Groß war das Interesse an den Ausführungen der Planerin vom Celler Büro „Infraplan”. Simone Strohmeier präsentierte den 70 Seiten umfassenden Entwurf. Dabei sind Ist-Zustände von Grundstückszuschnitten, Verkehrsführung, Baumbestand, Hochwasserschutz und Zustand von Bausubstanz in Riepen mit eingeflossen.

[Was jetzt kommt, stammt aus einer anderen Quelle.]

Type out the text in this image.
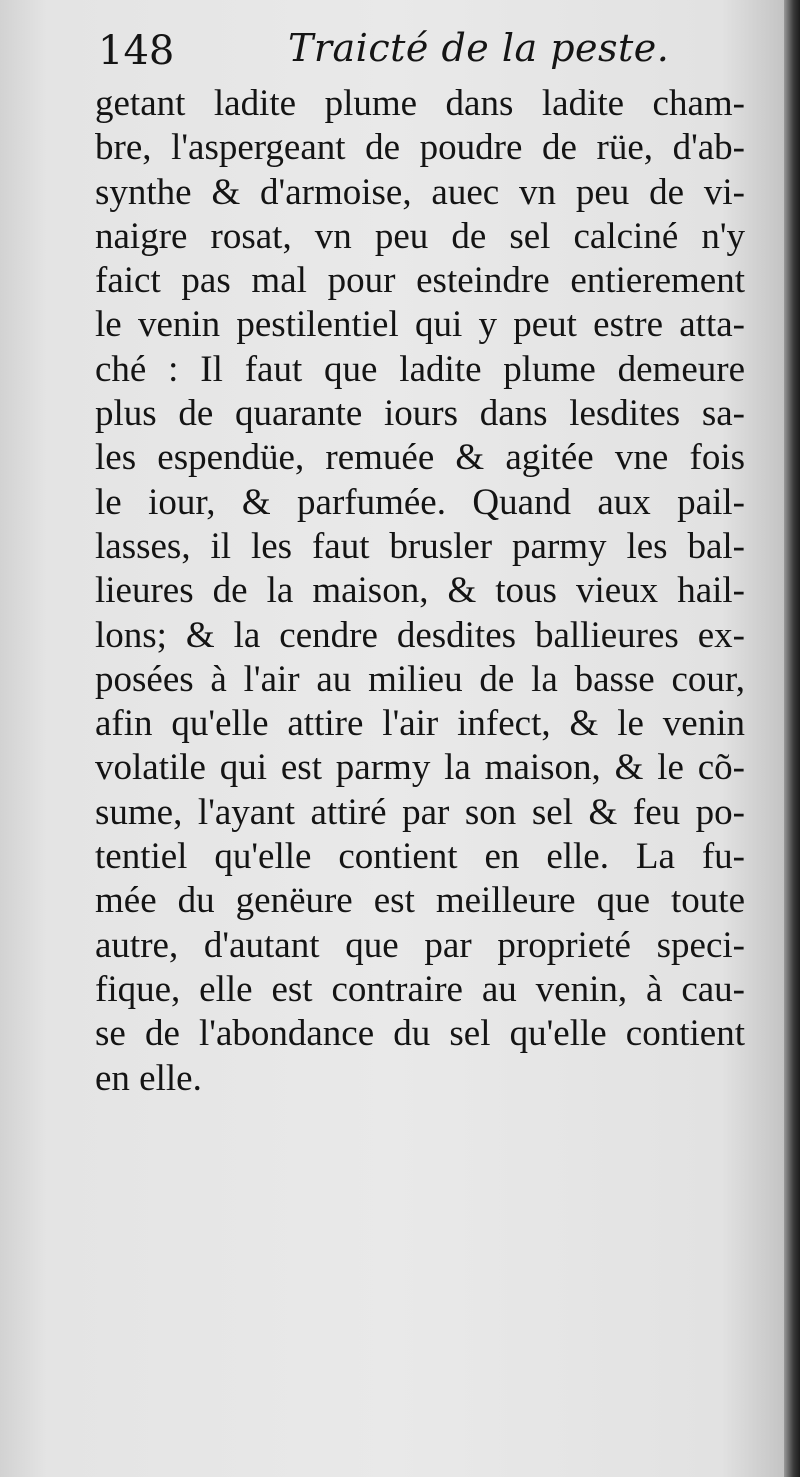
148	Traicté de la peste.
getant ladite plume dans ladite cham-
bre, l'aspergeant de poudre de rüe, d'ab-
synthe & d'armoise, auec vn peu de vi-
naigre rosat, vn peu de sel calciné n'y
faict pas mal pour esteindre entierement
le venin pestilentiel qui y peut estre atta-
ché : Il faut que ladite plume demeure
plus de quarante iours dans lesdites sa-
les espendüe, remuée & agitée vne fois
le iour, & parfumée. Quand aux pail-
lasses, il les faut brusler parmy les bal-
lieures de la maison, & tous vieux hail-
lons; & la cendre desdites ballieures ex-
posées à l'air au milieu de la basse cour,
afin qu'elle attire l'air infect, & le venin
volatile qui est parmy la maison, & le cõ-
sume, l'ayant attiré par son sel & feu po-
tentiel qu'elle contient en elle. La fu-
mée du genëure est meilleure que toute
autre, d'autant que par proprieté speci-
fique, elle est contraire au venin, à cau-
se de l'abondance du sel qu'elle contient
en elle.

Die Arbeitsgruppe, „Infraplan” und Stadtverwaltung haben sich bemüht, einen möglichst umfassenden Blick auf Riepen zu ermöglichen, um Schwachstellen und Besonderheiten herauszuarbeiten.

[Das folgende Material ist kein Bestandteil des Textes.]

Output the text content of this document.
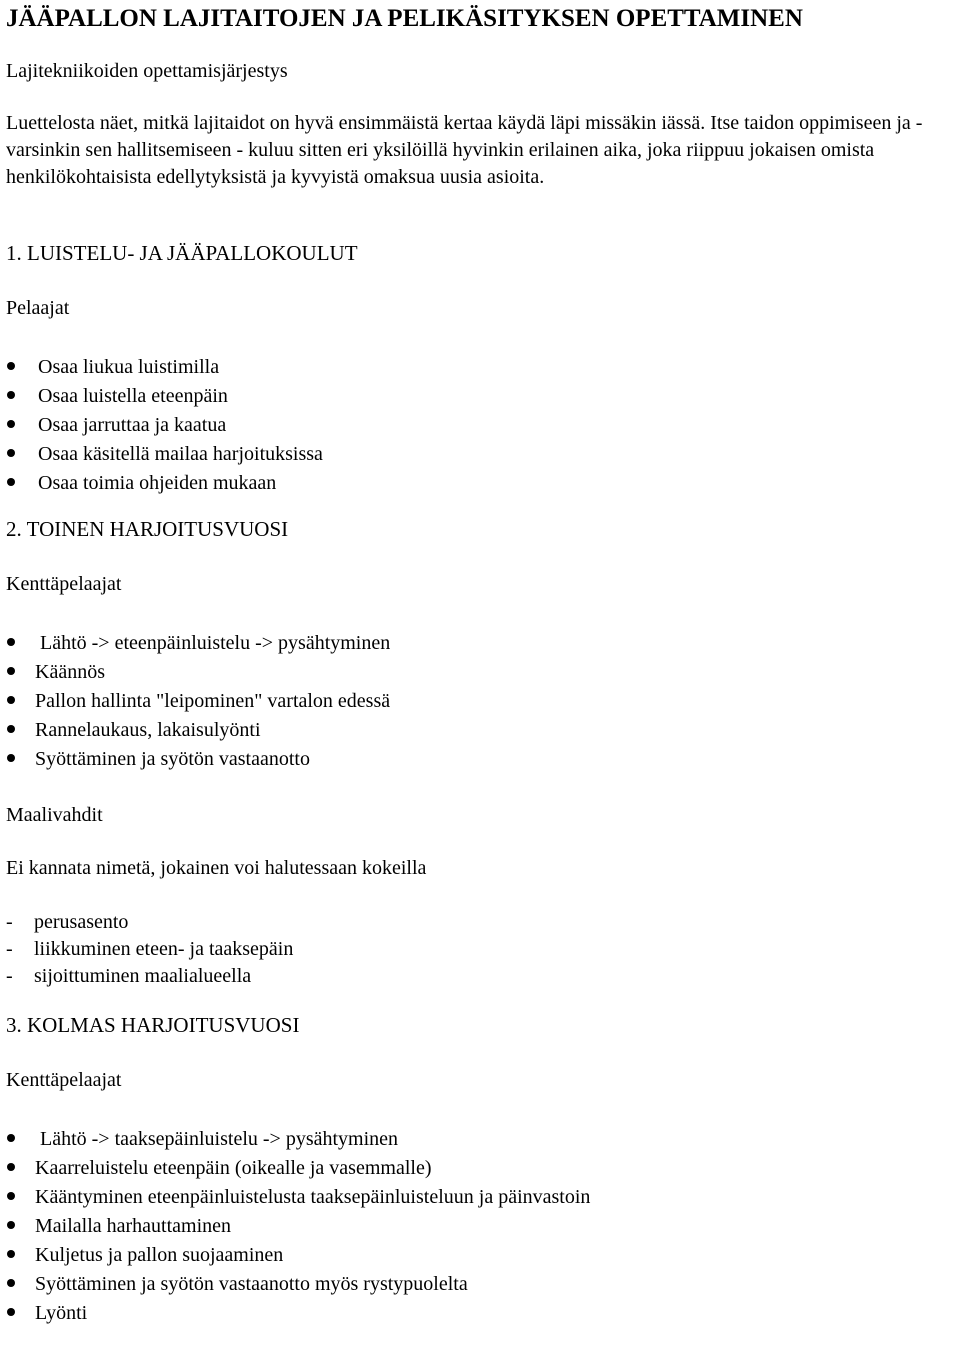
JÄÄPALLON LAJITAITOJEN JA PELIKÄSITYKSEN OPETTAMINEN

Lajitekniikoiden opettamisjärjestys

Luettelosta näet, mitkä lajitaidot on hyvä ensimmäistä kertaa käydä läpi missäkin iässä. Itse taidon oppimiseen ja - varsinkin sen hallitsemiseen - kuluu sitten eri yksilöillä hyvinkin erilainen aika, joka riippuu jokaisen omista henkilökohtaisista edellytyksistä ja kyvyistä omaksua uusia asioita.

1. LUISTELU- JA JÄÄPALLOKOULUT

Pelaajat

Osaa liukua luistimilla
Osaa luistella eteenpäin
Osaa jarruttaa ja kaatua
Osaa käsitellä mailaa harjoituksissa
Osaa toimia ohjeiden mukaan

2. TOINEN HARJOITUSVUOSI

Kenttäpelaajat

Lähtö -> eteenpäinluistelu -> pysähtyminen
Käännös
Pallon hallinta "leipominen" vartalon edessä
Rannelaukaus, lakaisulyönti
Syöttäminen ja syötön vastaanotto

Maalivahdit

Ei kannata nimetä, jokainen voi halutessaan kokeilla

- perusasento
- liikkuminen eteen- ja taaksepäin
- sijoittuminen maalialueella

3. KOLMAS HARJOITUSVUOSI

Kenttäpelaajat

Lähtö -> taaksepäinluistelu -> pysähtyminen
Kaarreluistelu eteenpäin (oikealle ja vasemmalle)
Kääntyminen eteenpäinluistelusta taaksepäinluisteluun ja päinvastoin
Mailalla harhauttaminen
Kuljetus ja pallon suojaaminen
Syöttäminen ja syötön vastaanotto myös rystypuolelta
Lyönti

Daher stellte Simone Strohmeier auch gleich zu Beginn ihrer Ausführungen heraus, dass es bei dem Entwurf nicht allein darum gehen würde, einen „Bestandskatalog” aufzustellen. Gleichzeitig sollten Lösungsansätze in die Diskussion gebracht werden.

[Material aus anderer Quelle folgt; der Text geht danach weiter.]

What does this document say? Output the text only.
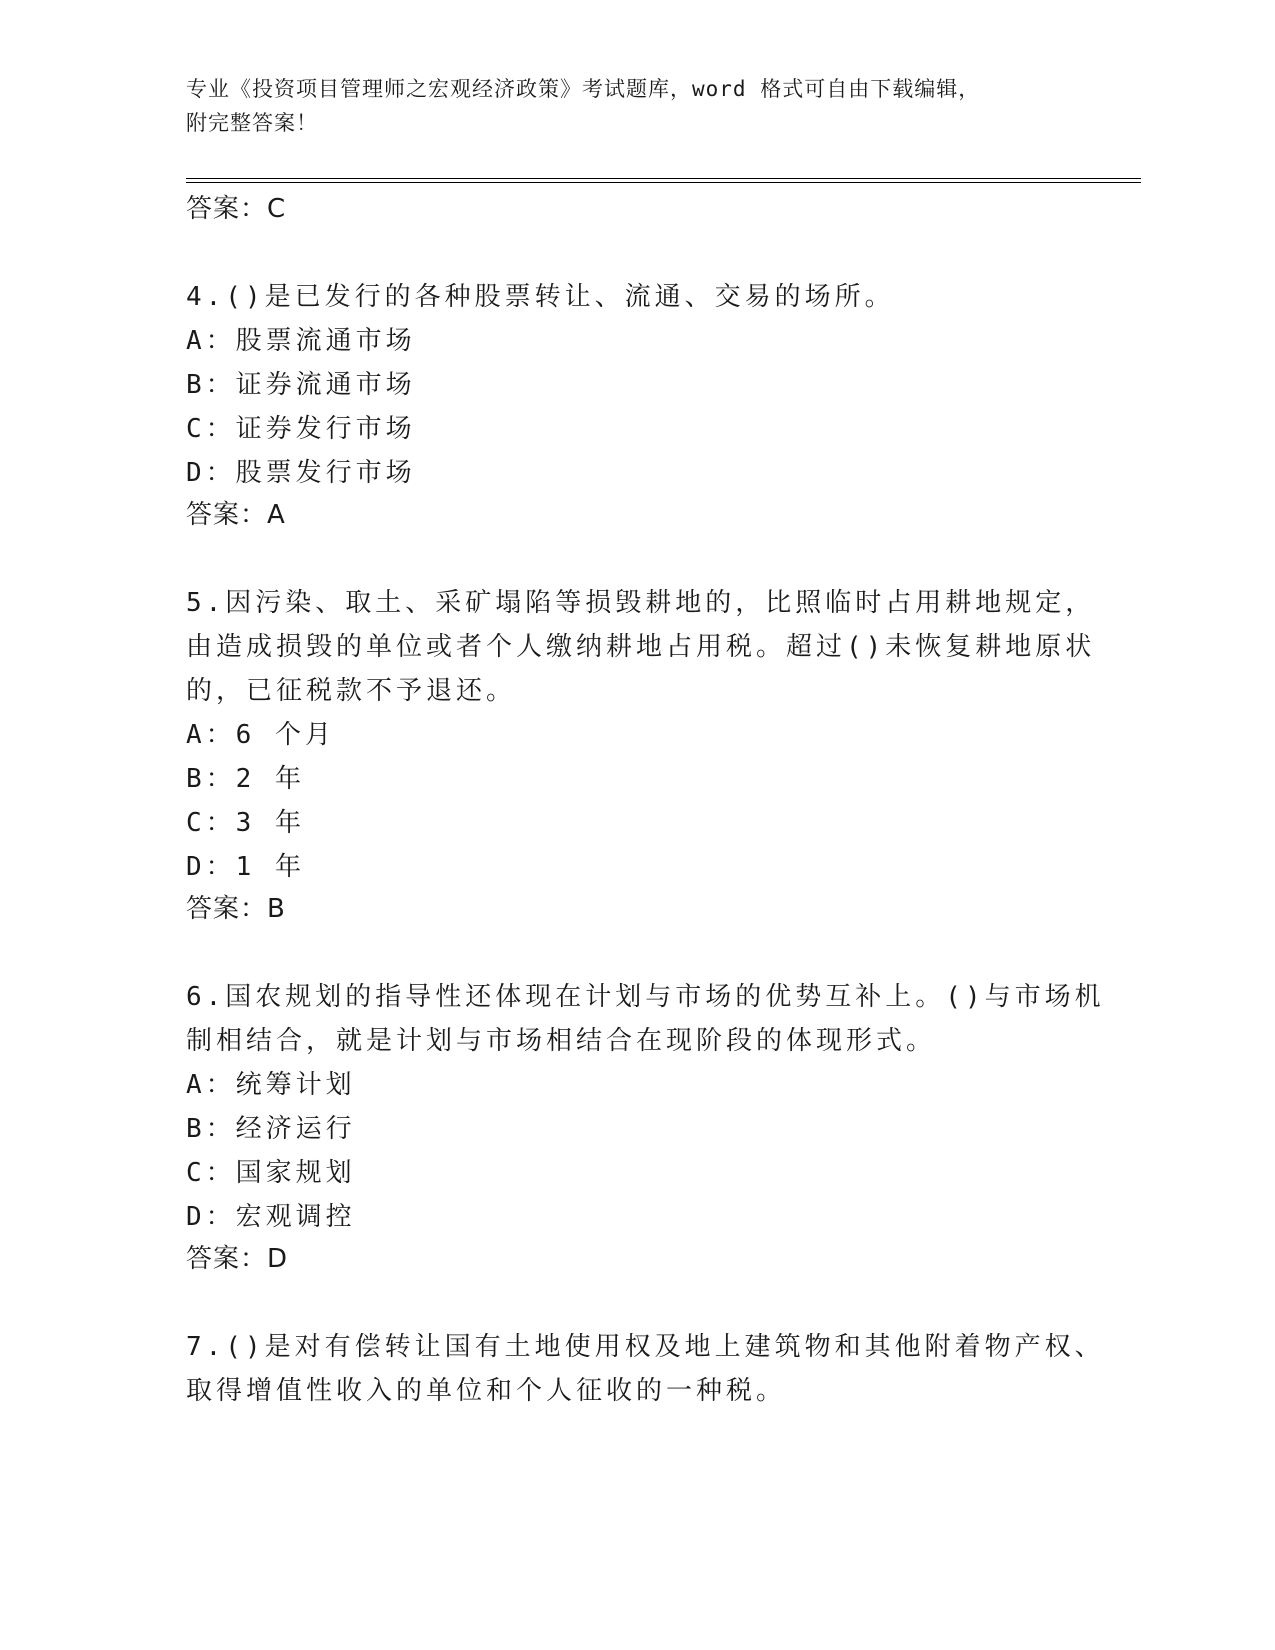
专业《投资项目管理师之宏观经济政策》考试题库，word 格式可自由下载编辑，
附完整答案！
答案：C
4.()是已发行的各种股票转让、流通、交易的场所。
A：股票流通市场
B：证券流通市场
C：证券发行市场
D：股票发行市场
答案：A
5.因污染、取土、采矿塌陷等损毁耕地的，比照临时占用耕地规定，
由造成损毁的单位或者个人缴纳耕地占用税。超过()未恢复耕地原状
的，已征税款不予退还。
A：6 个月
B：2 年
C：3 年
D：1 年
答案：B
6.国农规划的指导性还体现在计划与市场的优势互补上。()与市场机
制相结合，就是计划与市场相结合在现阶段的体现形式。
A：统筹计划
B：经济运行
C：国家规划
D：宏观调控
答案：D
7.()是对有偿转让国有土地使用权及地上建筑物和其他附着物产权、
取得增值性收入的单位和个人征收的一种税。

Dies fordere auch die zuständige Behörde für Geoinformation, Landentwicklung und Liegenschaften (GLL), erklärte die Planerin.
Nach den Worten von Stadtdirektor Bernd Reese soll der umfangreiche Entwurf im Rathaus öffentlich ausgelegt werden. Voraussetzung dafür sei allerdings die Zustimmung der politischen Gremien. Möglich wäre unter bestimmten Bedingungen auch eine Veröffentlichung der Pläne auf der Internetseite der Stadt, räumte Reese weiter ein. Wenn Rat und Verwaltung dem Dorferneuerungsplan zugestimmt haben, werde die Prüfung durch die GLL erfolgen. Dann kann es an die Realisierung der Vorschläge gehen. Dies könnte, so Simone Strohmeier, bereits im nächsten Februar erfolgen.